114 航海計器 (2006/07/29)
電子航法について最近こんな凄いのがあるよと僕の小笠原にいる漁師の友人に説明すると、
今頃何言って居るんだ
漁師の世界ではもう海図を使わなくなって長いよと相手にされなかった。
(旧式の航法にこだわるヨットのりが好きだと言って慰めてもくれたが)
知らなかったのはヨット乗りで
天測をして海図に自分の位置を書き入れていく昔の航法の達人になって良しとし、
惰眠をむさぼっていた僕だけらしい。
最近日本に入港してくるヨットは
全く港の知識もなく誰に聞いたでもなく平然と地元の人でも難しい航路を入港してくる
これはどうなって居るんだろうとあちこちで知り合いになったヨット乗りが訪ねたそうだ。
彼らは全員C-map(世界中の海図が一枚のCDに収まっている)という電子海図を使っているという答えだった。
パソコンに電子海図を入れGPSと連動させて自分の位置を画面上に表示する。
と言うことはカーナビと全く同じで
海上には道がないので(コンビニも郵便局も寿司屋もカーナビほどの情報は必要ない)海の深さと海岸線と障害物を表示すれば
それで充分役に立つ。
どういう事かというと海図に昔は山立てをしたり天測をしたりして出した位置を書き入れながら航海していたのを
電子海図にGPSで得た非常に正確な位置を常に表示して何時でも見ることが出来る状態で航海すると言うことになった。

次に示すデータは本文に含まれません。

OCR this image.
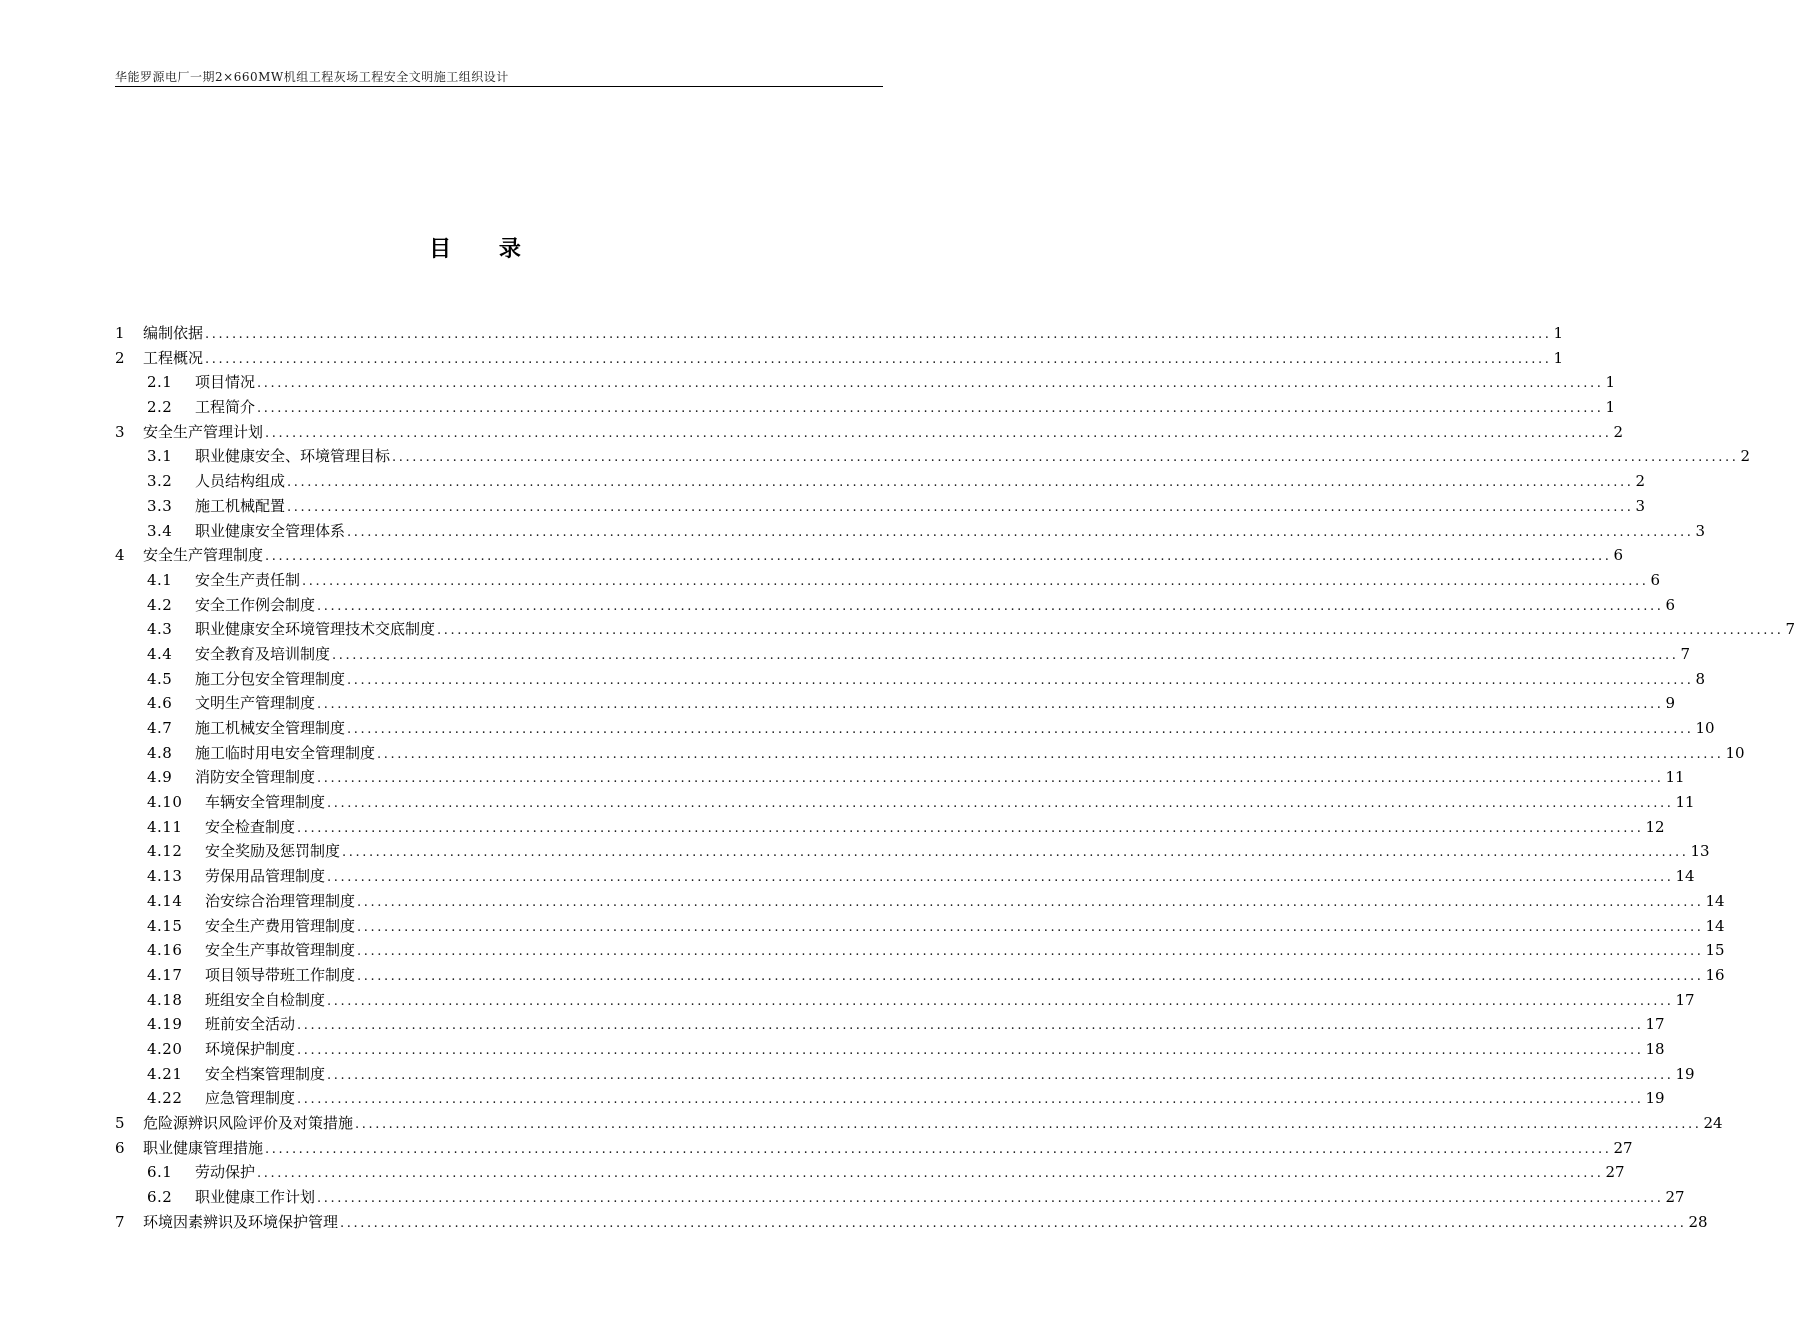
华能罗源电厂一期2×660MW机组工程灰场工程安全文明施工组织设计
目 录
1	编制依据 ........................................................................................................................................................................................................ 1
2	工程概况 ........................................................................................................................................................................................................ 1
2.1	项目情况 ........................................................................................................................................................................................................ 1
2.2	工程简介 ........................................................................................................................................................................................................ 1
3	安全生产管理计划 ........................................................................................................................................................................................................ 2
3.1	职业健康安全、环境管理目标 ........................................................................................................................................................................................................ 2
3.2	人员结构组成 ........................................................................................................................................................................................................ 2
3.3	施工机械配置 ........................................................................................................................................................................................................ 3
3.4	职业健康安全管理体系 ........................................................................................................................................................................................................ 3
4	安全生产管理制度 ........................................................................................................................................................................................................ 6
4.1	安全生产责任制 ........................................................................................................................................................................................................ 6
4.2	安全工作例会制度 ........................................................................................................................................................................................................ 6
4.3	职业健康安全环境管理技术交底制度 ........................................................................................................................................................................................................ 7
4.4	安全教育及培训制度 ........................................................................................................................................................................................................ 7
4.5	施工分包安全管理制度 ........................................................................................................................................................................................................ 8
4.6	文明生产管理制度 ........................................................................................................................................................................................................ 9
4.7	施工机械安全管理制度 ........................................................................................................................................................................................................ 10
4.8	施工临时用电安全管理制度 ........................................................................................................................................................................................................ 10
4.9	消防安全管理制度 ........................................................................................................................................................................................................ 11
4.10	车辆安全管理制度 ........................................................................................................................................................................................................ 11
4.11	安全检查制度 ........................................................................................................................................................................................................ 12
4.12	安全奖励及惩罚制度 ........................................................................................................................................................................................................ 13
4.13	劳保用品管理制度 ........................................................................................................................................................................................................ 14
4.14	治安综合治理管理制度 ........................................................................................................................................................................................................ 14
4.15	安全生产费用管理制度 ........................................................................................................................................................................................................ 14
4.16	安全生产事故管理制度 ........................................................................................................................................................................................................ 15
4.17	项目领导带班工作制度 ........................................................................................................................................................................................................ 16
4.18	班组安全自检制度 ........................................................................................................................................................................................................ 17
4.19	班前安全活动 ........................................................................................................................................................................................................ 17
4.20	环境保护制度 ........................................................................................................................................................................................................ 18
4.21	安全档案管理制度 ........................................................................................................................................................................................................ 19
4.22	应急管理制度 ........................................................................................................................................................................................................ 19
5	危险源辨识风险评价及对策措施 ........................................................................................................................................................................................................ 24
6	职业健康管理措施 ........................................................................................................................................................................................................ 27
6.1	劳动保护 ........................................................................................................................................................................................................ 27
6.2	职业健康工作计划 ........................................................................................................................................................................................................ 27
7	环境因素辨识及环境保护管理 ........................................................................................................................................................................................................ 28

海難事故の多くは自分の位置を見失うことから出発すると思われるので、
これほど便利な航海計器は他にないだろうと考える。
僕は多くの海の友人に助けられてやっと電子海図を使えるようになった。
一度知ってしまうともう後戻りは出来ない。
今更 天測をしながらの航海も 目標物の角度を測りながらの航海も 出来た物ではない。
天測だといかに腕を上げても誤差は1マイルは免れない
しかも常に位置が出続けているわけではない。
電子航法の誤差は10メートル以内
おそらく今は大きな戦争をしていないので3メートル以内だろう。
GPSの精度は非常に良くなっている。
しかも欲しいときにずっと位置が出続けているというのは安全に大きく寄与する。
問題は海で電子機器を常に正常に働かせるための工夫だろう
塩分混じりの湿気はパソコンには良くないだろうし、
雷やその他のスパークの影響を受けることもあるだろう。
又、海では常に電気を保ち続けるというのがこれまた難しいことである。
いよいよと言うときに備え次の手 その次の手を考えておく必要があると思う。
しかしヨットの世界だけをとっても 世の中全く変わった物だ、
現在位置の出し方で職人技が必要なくなった今こそヨットを走らせる方に専念できる時代が来たと思う。
そう言えば他の面でもヨット運航のための仕事はどんどん簡略化されてる。
航海計器を動かす人間の方がついて行けていない様なおかしな時代になりそうだ。